Corinne Maurice and Natalie Zeytuni from the School of Biomedical Sciences have received funding from the Weston Family Foundation’s Proof-of-Principle program, .
The Weston Family Foundation, through the Weston Brain Institute and the Weston Family Microbiome Initiative, supports science-based approaches to significantly improve the health and well-being of Canadians. The Proof-of-Principle program, through the Weston Family Microbiome Initiative, funds Canadian research efforts that advance the application of the microbiome to improve human health.
Gut–virus interactions and early‑life health
Corinne Maurice, Canada Research Chair in Gut Microbial Interactions,Associate Professor in the Department of Microbiology & Immunology, and co-Director of theɬ Centre for Microbiome Research, received funding for her project titled, “Phage-bacteria dynamics in early life: shaping gut maturation in health and obesity”.
Maurice will investigate a largely overlooked player in early-life gut microbiome development: bacteriophages, which are viruses that infect bacteria, an important factor in childhood obesity, a major and growing health concern.
She will study how interactions between bacteria and bacteriophages shape microbiome maturation in infants at risk of obesity and explore whether a novel approach called fecal viral transfer (FVT), which uses only the viral component of the microbiome, could help restore healthy microbial development. The findings could open new pathways for early-life interventions that reduce long-term risks of metabolic disease.
Novel protein‑based tools to block harmful oral bacteria
Natalie Zeytuni, Assistant Professor in the Department of Anatomy and Cell Biology, received funding for her project titled, “Selective Inhibition of Bacterial Surface Structures to Restore Oral Microbiome Symbiosis”.
Gum disease is one of the most common chronic conditions worldwide and is closely linked to imbalances in the oral microbiome. Zeytuni’s project aims to prevent it by blocking the earliest steps of harmful biofilm formation in the oral microbiome that drive long-term inflammation in the mouth and beyond.
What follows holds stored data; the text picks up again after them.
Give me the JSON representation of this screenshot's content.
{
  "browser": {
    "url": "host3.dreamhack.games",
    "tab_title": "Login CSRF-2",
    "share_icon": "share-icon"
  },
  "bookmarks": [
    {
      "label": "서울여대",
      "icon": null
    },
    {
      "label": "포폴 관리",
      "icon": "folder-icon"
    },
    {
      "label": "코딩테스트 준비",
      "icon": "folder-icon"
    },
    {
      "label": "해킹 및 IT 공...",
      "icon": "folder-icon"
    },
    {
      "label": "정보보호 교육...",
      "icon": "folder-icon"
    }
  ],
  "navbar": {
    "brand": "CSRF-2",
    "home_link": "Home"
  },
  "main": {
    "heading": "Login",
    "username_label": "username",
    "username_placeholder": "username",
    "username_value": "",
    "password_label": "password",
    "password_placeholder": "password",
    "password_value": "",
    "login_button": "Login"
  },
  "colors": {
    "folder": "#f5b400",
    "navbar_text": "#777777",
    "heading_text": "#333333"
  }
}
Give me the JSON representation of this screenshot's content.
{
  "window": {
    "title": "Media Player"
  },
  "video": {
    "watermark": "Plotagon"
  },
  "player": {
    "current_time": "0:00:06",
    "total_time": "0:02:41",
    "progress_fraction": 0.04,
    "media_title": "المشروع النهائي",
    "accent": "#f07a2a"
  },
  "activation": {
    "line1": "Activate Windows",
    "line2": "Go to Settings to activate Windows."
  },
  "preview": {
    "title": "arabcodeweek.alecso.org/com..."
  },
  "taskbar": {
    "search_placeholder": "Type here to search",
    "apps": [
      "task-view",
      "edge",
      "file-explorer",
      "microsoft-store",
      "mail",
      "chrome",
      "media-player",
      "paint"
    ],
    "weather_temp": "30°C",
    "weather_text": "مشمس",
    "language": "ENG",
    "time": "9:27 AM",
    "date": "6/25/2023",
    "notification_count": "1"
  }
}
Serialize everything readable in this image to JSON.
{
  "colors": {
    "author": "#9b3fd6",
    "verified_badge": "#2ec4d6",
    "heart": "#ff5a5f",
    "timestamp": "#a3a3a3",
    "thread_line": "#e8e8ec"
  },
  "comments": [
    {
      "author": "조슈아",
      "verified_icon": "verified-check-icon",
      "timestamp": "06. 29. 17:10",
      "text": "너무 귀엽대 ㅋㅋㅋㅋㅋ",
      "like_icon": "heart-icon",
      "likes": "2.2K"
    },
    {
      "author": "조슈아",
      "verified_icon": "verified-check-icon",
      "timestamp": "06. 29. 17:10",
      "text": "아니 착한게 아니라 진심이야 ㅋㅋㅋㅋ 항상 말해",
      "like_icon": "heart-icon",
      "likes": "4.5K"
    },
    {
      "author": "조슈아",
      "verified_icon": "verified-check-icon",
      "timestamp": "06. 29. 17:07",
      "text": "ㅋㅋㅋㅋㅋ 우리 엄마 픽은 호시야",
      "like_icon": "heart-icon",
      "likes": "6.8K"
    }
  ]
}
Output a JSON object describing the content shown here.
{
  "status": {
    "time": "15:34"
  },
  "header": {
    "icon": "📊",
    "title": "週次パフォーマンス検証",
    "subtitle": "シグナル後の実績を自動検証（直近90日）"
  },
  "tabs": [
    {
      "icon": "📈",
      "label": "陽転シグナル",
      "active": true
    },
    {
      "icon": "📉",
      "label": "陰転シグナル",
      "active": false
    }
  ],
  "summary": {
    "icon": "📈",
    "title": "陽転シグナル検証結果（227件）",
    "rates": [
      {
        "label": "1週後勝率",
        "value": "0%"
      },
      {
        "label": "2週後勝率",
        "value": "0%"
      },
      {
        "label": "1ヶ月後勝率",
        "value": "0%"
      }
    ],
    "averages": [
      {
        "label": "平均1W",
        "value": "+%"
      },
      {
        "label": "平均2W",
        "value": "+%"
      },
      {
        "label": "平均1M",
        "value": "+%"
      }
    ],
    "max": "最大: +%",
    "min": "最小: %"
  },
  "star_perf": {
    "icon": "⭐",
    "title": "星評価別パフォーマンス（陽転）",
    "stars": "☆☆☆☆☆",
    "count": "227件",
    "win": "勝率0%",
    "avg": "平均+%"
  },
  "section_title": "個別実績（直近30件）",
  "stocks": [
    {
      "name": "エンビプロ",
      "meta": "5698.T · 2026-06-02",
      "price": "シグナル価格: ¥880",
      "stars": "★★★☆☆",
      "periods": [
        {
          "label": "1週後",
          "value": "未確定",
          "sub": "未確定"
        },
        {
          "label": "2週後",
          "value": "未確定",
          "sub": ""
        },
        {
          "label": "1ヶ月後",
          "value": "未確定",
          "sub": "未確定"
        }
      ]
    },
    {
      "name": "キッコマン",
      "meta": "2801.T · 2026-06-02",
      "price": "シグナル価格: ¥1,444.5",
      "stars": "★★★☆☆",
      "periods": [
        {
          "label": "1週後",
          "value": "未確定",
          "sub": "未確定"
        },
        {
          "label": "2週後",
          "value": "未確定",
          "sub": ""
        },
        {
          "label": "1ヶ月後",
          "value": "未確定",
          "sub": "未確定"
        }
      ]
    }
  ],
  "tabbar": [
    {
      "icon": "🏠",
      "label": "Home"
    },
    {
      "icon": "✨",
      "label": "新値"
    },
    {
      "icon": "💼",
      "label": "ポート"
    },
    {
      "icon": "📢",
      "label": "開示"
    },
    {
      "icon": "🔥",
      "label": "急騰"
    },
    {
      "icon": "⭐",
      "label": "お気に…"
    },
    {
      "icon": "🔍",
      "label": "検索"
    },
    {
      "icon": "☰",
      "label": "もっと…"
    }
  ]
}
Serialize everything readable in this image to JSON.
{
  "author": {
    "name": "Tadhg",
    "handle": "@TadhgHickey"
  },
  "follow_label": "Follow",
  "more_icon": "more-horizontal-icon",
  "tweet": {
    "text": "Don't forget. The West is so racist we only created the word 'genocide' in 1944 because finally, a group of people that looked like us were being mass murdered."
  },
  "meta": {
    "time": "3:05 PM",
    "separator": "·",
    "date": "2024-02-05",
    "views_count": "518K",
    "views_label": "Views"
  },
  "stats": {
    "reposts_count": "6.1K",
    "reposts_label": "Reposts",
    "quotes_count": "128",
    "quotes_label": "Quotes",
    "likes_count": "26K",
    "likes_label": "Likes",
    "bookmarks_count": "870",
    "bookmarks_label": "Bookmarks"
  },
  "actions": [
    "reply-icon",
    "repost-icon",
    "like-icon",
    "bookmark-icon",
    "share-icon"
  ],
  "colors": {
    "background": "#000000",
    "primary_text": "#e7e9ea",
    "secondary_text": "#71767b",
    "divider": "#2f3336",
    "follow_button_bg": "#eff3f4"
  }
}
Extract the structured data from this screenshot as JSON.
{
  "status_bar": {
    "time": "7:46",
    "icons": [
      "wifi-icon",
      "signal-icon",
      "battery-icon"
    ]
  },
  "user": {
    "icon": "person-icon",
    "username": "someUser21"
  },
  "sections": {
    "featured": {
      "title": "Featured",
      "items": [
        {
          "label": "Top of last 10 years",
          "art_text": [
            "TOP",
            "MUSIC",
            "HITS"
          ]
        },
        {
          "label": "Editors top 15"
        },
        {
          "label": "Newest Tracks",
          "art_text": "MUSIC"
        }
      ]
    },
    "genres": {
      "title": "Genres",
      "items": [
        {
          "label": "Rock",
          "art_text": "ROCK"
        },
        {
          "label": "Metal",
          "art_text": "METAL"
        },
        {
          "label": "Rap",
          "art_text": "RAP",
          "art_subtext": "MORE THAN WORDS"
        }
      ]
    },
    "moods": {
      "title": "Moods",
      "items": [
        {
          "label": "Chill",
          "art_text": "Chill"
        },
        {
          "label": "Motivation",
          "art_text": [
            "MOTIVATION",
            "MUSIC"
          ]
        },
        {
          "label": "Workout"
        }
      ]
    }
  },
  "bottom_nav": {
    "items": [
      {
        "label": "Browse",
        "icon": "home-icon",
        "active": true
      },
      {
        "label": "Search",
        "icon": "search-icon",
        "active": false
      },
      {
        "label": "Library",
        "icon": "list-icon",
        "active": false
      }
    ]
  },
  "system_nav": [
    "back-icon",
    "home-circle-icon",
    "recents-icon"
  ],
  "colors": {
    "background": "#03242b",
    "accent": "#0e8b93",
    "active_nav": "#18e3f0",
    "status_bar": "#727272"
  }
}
Using structural biology and protein engineering, her team will design small, stable proteins that recognize and block the surface structures that bacteria use to attach to teeth and form disease-promoting communities. These proteins will be produced and tested in controlled biofilm models to determine whether they can prevent disease-associated bacteria from joining and stabilizing these communities. By identifying vulnerable structural features on bacterial attachment machinery and developing prototype protein blockers that bind these sites with high specificity, Zeytuni’s work will lay the foundation for future development of topical, non-antibiotic strategies to support a healthier oral microbiome.